Я не уверен, что остался в полнейшем восхищении от финала Молодого папы. Возможно, я так размечтался в ходе действа, что ждал непредсказуемого катарсиса, который и не был нужен. В сущности, развязка соответствует главному посылу кино — о взрослении — довольно точно.

Но по большому счёту всё это не очень важно. Главная заслуга Соррентино в том, что своим фильмом он объявил эпоху постмодерна почившей. Время симулякров, гомеопатии и вегетарианства подходит к концу. Пустотелость и отсутствие новых смыслов люди — по крайней мере, художники — начинают, похоже, преодолевать. Молодой папа — это потому принципиально другой, более высокий уровень сериального мифотворчества, что он самоценен, и ему есть, что сказать. Сочное питательное мясо для тех интеллектуально-эстетических центров, о которых я упоминал вначале.

При этом он вовсе не перечёркивает опыт предыдущей эпохи. Отнюдь, Молодой папа бережно впитал в себя все достижения постмодернизма — карнавал, беспощадную иронию, гротеск. Но вместо того, чтобы с их помощью продолжать переливать из пустого в порожнее (как всегда переливает постмодернист, пусть даже любопытный и таинственный, вроде Пелевина), он применяет их для донесения смысла. Последний раз созданием и донесением смыслов занимался тот самый классический роман.

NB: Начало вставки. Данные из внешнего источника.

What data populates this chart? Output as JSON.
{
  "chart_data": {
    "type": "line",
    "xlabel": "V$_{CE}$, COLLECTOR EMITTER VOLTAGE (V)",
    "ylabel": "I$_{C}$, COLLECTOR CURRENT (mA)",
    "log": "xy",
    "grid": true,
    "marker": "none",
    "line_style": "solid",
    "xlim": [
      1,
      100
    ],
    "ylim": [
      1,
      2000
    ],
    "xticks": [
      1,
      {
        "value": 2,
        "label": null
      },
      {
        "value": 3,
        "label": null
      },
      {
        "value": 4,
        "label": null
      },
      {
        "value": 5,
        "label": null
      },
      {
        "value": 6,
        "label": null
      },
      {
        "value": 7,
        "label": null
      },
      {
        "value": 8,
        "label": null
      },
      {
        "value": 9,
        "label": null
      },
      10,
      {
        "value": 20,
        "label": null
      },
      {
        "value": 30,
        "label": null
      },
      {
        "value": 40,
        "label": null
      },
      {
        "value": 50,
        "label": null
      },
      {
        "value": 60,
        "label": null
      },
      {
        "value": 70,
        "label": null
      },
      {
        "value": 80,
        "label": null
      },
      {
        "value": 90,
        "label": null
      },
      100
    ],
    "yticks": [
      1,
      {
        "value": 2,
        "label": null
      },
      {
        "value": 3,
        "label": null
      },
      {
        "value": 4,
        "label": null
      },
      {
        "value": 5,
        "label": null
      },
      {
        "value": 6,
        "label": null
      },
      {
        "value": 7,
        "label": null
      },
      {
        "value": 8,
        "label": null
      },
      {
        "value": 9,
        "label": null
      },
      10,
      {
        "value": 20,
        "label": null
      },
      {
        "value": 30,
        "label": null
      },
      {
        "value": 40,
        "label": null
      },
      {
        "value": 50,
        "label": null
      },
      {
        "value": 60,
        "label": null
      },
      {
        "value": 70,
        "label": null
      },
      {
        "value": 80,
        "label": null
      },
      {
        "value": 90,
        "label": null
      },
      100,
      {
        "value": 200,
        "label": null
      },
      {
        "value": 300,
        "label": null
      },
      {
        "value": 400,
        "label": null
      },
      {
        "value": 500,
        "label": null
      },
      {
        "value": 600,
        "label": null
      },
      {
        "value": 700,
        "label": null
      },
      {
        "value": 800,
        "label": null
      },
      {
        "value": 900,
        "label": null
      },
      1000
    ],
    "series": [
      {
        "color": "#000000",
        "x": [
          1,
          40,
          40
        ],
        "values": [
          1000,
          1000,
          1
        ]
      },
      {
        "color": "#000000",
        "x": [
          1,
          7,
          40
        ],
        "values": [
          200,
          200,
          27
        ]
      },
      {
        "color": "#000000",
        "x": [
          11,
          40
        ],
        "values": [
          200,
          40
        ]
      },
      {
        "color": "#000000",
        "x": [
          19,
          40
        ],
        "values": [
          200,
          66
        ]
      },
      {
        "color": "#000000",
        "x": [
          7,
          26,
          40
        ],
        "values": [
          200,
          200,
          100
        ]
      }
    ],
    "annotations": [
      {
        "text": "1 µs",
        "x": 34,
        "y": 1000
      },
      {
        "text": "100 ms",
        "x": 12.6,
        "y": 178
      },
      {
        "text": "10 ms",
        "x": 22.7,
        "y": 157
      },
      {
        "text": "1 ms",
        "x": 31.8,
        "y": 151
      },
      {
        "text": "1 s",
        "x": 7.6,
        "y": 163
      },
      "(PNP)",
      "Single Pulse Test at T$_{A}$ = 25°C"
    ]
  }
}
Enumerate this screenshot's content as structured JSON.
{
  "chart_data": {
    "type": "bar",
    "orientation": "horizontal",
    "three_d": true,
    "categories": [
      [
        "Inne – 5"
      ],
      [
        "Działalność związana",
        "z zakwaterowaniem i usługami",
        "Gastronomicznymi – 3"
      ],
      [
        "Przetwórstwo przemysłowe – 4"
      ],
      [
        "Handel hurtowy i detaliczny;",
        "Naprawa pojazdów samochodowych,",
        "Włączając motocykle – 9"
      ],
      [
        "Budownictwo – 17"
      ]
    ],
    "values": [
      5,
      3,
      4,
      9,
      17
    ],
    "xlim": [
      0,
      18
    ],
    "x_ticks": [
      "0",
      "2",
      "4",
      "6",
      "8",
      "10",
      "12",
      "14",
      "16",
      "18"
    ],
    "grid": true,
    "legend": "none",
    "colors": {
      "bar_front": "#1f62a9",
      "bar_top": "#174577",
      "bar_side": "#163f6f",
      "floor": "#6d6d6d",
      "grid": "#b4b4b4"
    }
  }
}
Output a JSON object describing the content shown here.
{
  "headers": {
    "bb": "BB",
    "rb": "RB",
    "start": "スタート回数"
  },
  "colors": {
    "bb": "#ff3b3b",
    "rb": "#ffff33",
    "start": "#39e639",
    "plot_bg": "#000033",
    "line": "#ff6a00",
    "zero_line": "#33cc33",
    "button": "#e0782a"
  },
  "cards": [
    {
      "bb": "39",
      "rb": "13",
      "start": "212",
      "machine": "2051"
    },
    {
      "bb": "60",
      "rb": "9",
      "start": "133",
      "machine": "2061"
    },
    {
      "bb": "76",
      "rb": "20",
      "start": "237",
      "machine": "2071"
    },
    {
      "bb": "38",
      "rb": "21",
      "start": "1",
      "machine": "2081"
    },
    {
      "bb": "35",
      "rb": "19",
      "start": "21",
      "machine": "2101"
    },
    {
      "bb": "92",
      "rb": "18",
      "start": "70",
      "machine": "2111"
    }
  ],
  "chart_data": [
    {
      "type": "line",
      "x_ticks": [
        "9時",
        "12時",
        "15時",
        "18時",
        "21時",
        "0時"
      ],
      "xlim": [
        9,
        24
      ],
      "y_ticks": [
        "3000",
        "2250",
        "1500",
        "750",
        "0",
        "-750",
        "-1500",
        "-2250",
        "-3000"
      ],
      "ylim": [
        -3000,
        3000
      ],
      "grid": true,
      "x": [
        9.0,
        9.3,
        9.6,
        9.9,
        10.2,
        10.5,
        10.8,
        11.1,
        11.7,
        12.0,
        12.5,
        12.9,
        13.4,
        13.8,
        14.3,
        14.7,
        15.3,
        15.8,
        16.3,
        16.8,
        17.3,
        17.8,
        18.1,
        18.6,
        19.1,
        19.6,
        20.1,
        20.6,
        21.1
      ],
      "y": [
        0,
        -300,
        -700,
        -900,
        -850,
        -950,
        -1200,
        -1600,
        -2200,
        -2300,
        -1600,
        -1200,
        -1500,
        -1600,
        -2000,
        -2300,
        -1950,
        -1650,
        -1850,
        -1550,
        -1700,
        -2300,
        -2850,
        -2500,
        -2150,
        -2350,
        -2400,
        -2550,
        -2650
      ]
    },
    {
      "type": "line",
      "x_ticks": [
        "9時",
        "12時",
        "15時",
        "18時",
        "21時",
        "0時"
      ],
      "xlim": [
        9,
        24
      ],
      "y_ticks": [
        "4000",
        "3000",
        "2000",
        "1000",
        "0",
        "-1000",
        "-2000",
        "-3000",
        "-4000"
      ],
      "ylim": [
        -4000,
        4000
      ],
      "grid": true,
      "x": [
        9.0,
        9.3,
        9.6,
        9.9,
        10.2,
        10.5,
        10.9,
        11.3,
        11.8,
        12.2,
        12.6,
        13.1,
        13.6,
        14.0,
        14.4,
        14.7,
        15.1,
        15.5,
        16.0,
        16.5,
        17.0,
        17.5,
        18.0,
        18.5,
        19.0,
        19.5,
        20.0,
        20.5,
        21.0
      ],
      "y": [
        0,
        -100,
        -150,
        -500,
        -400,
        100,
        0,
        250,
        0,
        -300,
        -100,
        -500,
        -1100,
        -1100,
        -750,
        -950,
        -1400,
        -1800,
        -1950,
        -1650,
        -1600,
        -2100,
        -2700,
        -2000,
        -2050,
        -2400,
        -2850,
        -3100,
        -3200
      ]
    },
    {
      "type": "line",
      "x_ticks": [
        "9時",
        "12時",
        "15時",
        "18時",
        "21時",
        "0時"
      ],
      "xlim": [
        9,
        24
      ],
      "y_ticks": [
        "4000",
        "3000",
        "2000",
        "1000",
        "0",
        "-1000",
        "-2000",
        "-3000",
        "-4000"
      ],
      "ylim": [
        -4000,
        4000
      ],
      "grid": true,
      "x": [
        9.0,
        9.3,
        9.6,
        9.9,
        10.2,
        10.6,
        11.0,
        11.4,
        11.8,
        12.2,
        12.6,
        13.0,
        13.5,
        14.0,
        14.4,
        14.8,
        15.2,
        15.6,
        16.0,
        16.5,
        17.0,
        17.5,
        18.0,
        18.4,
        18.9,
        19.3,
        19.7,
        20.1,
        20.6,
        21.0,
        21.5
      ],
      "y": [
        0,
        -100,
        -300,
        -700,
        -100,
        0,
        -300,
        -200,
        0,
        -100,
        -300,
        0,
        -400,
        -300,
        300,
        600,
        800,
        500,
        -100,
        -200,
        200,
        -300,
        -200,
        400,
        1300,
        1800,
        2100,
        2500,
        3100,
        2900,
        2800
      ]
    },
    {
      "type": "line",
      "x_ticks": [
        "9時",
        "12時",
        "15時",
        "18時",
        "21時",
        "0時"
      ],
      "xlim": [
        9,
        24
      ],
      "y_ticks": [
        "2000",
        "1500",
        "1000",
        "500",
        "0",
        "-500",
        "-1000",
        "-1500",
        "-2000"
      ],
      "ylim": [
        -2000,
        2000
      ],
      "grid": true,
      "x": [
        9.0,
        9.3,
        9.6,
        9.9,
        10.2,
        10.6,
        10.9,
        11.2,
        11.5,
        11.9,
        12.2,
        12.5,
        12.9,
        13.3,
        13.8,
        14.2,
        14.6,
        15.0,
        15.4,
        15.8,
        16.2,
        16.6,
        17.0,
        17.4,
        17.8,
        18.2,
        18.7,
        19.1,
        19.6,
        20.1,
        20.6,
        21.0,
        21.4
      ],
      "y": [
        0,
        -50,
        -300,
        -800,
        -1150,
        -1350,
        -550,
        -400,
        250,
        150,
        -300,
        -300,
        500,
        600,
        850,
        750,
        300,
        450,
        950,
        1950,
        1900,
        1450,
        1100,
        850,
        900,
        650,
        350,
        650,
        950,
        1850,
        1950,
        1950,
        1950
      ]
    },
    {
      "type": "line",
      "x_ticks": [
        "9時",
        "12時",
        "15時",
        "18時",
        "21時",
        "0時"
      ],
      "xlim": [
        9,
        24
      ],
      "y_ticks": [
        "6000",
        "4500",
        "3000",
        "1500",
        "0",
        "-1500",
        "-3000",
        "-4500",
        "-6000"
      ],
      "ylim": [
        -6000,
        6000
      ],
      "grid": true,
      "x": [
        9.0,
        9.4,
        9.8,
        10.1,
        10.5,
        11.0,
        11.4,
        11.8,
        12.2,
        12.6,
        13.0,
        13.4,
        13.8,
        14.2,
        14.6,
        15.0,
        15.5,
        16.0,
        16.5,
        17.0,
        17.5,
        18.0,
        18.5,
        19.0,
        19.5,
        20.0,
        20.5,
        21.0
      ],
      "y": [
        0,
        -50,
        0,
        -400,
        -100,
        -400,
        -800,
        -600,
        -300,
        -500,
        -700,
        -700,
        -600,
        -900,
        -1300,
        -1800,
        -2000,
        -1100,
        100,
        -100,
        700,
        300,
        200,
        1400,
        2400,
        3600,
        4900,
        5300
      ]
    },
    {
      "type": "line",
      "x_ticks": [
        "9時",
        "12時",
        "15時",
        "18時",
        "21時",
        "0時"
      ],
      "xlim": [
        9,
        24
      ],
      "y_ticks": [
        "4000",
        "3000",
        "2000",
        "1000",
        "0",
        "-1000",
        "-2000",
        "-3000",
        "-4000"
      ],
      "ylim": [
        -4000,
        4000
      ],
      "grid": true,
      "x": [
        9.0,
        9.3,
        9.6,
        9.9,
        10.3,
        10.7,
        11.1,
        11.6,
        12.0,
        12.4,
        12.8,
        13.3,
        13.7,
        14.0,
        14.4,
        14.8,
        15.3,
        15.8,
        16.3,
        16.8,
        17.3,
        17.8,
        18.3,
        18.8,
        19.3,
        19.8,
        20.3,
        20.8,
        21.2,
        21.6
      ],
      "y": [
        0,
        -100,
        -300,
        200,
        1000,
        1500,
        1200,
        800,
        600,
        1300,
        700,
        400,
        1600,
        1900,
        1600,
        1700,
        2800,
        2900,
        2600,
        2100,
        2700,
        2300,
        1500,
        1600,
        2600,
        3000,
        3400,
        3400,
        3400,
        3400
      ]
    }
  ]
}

Разумеется, подобный «неомодернизм» появился не сегодня. Его призрак витает в воздухе последние лет пять, а то и десять, потребность в чём-то настоящем и живом назрела настолько, что иногда ощущаешь ноздрёй. Но вот таких чётких и видимых примеров пока ещё очень мало. И здорово, что появляться они начинают посреди искусства массового, самой главной, казалось бы, цитадели вторичности и пристанища симулякров. Наверное, так и должно быть. Вальс тоже когда-то считался неприличным танцем. Теперь мы кипятим под него воду.

Обязательно посмотрите Молодого папу, если ещё не. Даже если чужды эскюству и не ходите в музэи. Просто чтобы не опоздать на паровоз современности.